Malignant pleural mesothelioma ( MPM ), a highly refractory tumor, is currently incurable due to the lack of an early diagnosis method and medication, both of which are urgently needed to improve the survival and/or quality of life of patients. NF 2 is a tumor suppressor gene and is frequently mutated in MPM . Using a CRISPR /Cas9 system, we generated an NF 2‐ knockout human mesothelial cell line, MeT‐5A ( NF 2‐ KO ). In NF 2‐ KO cell clones, cell growth, clonogenic activity, migration activity, and invasion activity significantly increased compared with those in NF 2‐ WT cell clones. Complementary DNA microarray analysis clearly revealed the differences in global gene expression profile between NF 2‐ WT and NF 2‐ KO cell clones. Quantitative PCR analysis and western blot analysis showed that the upregulation of fibroblast growth factor receptor 2 ( FGFR 2) was concomitant with the increases in phosphorylation levels of JNK , c‐Jun, and retinoblastoma (Rb) in NF 2‐ KO cell clones.
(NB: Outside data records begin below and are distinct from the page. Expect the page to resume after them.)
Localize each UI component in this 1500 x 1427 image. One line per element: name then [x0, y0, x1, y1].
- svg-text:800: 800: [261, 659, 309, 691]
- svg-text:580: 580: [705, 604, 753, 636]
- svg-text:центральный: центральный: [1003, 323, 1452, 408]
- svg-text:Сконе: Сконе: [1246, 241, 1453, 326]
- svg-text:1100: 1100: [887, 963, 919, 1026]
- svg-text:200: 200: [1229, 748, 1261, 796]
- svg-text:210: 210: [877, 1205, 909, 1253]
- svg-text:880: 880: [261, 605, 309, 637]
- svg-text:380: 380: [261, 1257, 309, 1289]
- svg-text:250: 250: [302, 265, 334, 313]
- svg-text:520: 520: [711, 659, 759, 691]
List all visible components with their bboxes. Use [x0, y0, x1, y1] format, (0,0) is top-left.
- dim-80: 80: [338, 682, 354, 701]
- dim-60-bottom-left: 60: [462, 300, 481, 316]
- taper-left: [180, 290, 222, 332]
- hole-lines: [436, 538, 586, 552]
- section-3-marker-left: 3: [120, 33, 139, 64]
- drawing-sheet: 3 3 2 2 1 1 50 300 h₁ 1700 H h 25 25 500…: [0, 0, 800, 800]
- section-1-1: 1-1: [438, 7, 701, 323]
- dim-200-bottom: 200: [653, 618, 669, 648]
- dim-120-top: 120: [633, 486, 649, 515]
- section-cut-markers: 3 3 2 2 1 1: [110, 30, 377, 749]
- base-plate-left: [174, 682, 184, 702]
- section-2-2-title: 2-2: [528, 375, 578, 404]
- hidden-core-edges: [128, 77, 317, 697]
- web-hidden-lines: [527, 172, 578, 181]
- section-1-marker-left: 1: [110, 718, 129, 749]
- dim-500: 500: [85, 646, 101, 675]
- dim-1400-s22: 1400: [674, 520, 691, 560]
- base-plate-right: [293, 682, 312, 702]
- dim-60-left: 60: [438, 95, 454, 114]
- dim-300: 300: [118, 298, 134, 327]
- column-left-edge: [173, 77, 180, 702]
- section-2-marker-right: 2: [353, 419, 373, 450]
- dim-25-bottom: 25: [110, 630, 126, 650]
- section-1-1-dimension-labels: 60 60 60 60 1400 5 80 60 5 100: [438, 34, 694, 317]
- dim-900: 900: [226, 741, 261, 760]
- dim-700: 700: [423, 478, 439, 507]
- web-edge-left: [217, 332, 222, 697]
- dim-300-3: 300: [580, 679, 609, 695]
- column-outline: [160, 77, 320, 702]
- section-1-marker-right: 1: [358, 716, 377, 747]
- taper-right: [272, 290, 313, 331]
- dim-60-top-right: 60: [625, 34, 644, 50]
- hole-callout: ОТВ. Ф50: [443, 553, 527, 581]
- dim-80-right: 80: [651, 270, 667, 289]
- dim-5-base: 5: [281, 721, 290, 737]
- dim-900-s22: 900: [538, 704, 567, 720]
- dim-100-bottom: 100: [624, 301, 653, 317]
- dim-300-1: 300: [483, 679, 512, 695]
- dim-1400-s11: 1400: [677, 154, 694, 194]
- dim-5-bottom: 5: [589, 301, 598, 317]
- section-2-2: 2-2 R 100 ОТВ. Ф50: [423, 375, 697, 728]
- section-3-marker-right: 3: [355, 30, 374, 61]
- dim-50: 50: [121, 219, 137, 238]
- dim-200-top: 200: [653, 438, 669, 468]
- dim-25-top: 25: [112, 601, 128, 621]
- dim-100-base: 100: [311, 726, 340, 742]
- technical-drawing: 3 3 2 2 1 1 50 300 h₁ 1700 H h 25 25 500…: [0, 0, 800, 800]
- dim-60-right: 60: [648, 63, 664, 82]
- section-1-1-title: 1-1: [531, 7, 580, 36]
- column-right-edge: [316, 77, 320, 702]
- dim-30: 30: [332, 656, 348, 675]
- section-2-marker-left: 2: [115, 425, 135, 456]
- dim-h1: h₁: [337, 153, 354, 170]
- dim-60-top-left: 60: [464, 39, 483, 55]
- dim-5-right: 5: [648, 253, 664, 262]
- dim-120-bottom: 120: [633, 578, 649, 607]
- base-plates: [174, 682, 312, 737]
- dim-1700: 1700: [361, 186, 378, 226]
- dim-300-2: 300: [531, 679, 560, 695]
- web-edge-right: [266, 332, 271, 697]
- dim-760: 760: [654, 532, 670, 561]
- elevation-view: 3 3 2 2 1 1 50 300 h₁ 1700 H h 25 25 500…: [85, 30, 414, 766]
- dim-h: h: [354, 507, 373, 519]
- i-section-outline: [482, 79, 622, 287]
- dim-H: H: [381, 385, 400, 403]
These increases were all abrogated by the exogenous expression of NF 2 in the NF 2‐ KO clone. In addition, the disruption of FGFR 2 in the NF 2‐ KO cell clone suppressed cell proliferation as well as the phosphorylation levels of JNK , c‐Jun, and Rb. Notably, FGFR 2 was found to be highly expressed in NF 2‐negative human mesothelioma tissues (11/12 cases, 91.7%) but less expressed in NF 2‐positive tissues. Collectively, these findings suggest that NF 2 deficiency might play a role in the tumorigenesis of human mesothelium through mediating FGFR 2 expression; FGFR 2 would be a candidate molecule to develop therapeutic and diagnostic strategies for targeting MPM with NF 2 loss.